Je remonte le boulevard Secretan sous les quelques gouttes qui tombent. Il fait nuit. Je traîne derrière moi une journée trop remplie. Déjeuner, café, bière, café, coca, poppers, vin blanc, joint, chips aux crevettes. Pluie.

C'est mon dernier soir à Paris, comme une fois tous les six mois, grosso modo. C'est toujours un peu particulier. Le sentiment d'avoir trop chargé le programme et de pas s'être suffisament reposé. Mais aussi le sentiment de n'avoir pas vu la moitié de ce(ux) qu'on aurait voulu voir. Un peu fatigué et un peu frustré, donc, de ces quelques jours à Paris. L'envie toujours de tout acheter, de tout lire, de tout voir. Alors que demain soir, dans ma ville sainte, je dormirai à 80 kilomètres d'une tuerie à Gaza. 61 morts samedi. Vraisemblablement la journée la plus sanglante depuis le déclenchement de la seconde intifada en septembre 2000.

Il y avait le Pianiste, le film
sur Varsovie avec Adrian Brody, sur France 2 ce soir.
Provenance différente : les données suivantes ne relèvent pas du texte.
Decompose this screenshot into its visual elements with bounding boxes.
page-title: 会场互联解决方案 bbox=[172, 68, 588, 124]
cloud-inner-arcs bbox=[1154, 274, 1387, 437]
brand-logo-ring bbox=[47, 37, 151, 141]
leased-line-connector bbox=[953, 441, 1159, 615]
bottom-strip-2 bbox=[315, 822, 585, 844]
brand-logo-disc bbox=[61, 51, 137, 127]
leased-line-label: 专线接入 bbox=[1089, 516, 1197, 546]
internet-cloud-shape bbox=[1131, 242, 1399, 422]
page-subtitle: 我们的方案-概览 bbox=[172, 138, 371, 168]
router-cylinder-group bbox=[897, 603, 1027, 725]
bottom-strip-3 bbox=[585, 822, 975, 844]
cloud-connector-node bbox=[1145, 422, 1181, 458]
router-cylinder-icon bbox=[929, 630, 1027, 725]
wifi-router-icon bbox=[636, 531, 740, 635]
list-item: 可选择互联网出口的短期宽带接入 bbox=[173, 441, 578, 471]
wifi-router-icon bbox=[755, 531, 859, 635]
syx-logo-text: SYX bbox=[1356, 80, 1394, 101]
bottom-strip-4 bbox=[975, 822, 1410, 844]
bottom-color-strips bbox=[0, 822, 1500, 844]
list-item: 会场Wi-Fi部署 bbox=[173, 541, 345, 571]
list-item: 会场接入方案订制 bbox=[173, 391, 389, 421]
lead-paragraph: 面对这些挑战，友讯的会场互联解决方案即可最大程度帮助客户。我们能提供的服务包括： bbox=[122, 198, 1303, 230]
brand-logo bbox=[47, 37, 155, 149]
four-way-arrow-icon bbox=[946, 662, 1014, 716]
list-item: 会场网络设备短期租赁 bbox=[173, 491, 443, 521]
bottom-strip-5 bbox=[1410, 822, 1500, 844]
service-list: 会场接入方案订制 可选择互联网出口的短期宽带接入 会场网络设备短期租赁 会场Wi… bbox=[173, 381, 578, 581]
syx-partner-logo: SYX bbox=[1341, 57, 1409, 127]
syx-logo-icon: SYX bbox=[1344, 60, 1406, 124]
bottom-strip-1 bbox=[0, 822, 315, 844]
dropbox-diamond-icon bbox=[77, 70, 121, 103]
C'était à propos puisque je suis en train de lire Levy oblige par Thierry Levy, un petit bouquin dont j'avais déjà parlé. Voilà un paragraphe qui a retenu mon attention :

"Aucun sioniste n'avait prévu que la destruction des juifs d'Europe précéderait et, surtout, faciliterait la création de l'Etat d'Israël. En se mettant en travers de l'histoire, l'événement l'a rendue illisible et trompeuse. La monstruosité du crime n'a pas seulement obscurci nos esprits, elle les a imprégnés d'idées monstrueuses qui nous dominent à notre insu.

L'une d'entre elles est que l'extermination des Juifs au milieu du XXème siècle est un crime unique." (p. 90)

J'en profite également pour ajouter un élément au post sur un acte d'antisémitisme en France; citons donc la page 77 :

"Comme tant d'autres, depuis ma naissance en 1945, j'ai vécu à l'abri de l'antisémitisme et je peux avoir à Paris "le nez crochu, la barbe noire ou rousse et les jambes torses sans être pour autant méprisable"". Une dédicace spéciale à un commentaire laissé sur un billet autour de ce leitmotiv israélien qu'est l'antisémitisme français.

Je repars donc demain et laisse ici, en France et à Paris, une partie de ma vie. Amis et familles principalement. Pour retrouver une autre partie de ma vie.
Mon Israélien, mes amis, mon job. Principalement. J'ai donc le cul entre deux chaises, entre deux mondes. Le plus dramatique est qu'ils paraissent inaccessibles l'un à l'autre, incompatibles. On ne peut vivre dans l'un sans être infidèle à l'autre. Ce n'est pas spécifique à ces deux mondes entre lesquels je me partage, bien entendu. Mais Jérusalem et Paris, deux villes et vies où je me suis profondément ancré, sont deux ensembles qui ne se recoupent pas. Voire se repoussent.

Je repars pour six mois sans vraiment savoir que faire après l'été. L'ancienne certitude de revenir en France rapidement n'est plus vraiment là. L'ancienne passion d'un été s'est
émoussée, nolens volens. Mais j'ai la certitude qu'elle reste toujours dangeureuse, tapie là où elle est. Et puis, là bas, une vie à deux s'est construite, avec mon Israélien. Sans que l'on ne l'ait toutefois réellement décidée. Repasser par Paris est toujours un épisode sympathique et douloureux qui provoque inlassablement le même questionnement. Il est tellement plus simple de rester. Pourquoi (re)partir ?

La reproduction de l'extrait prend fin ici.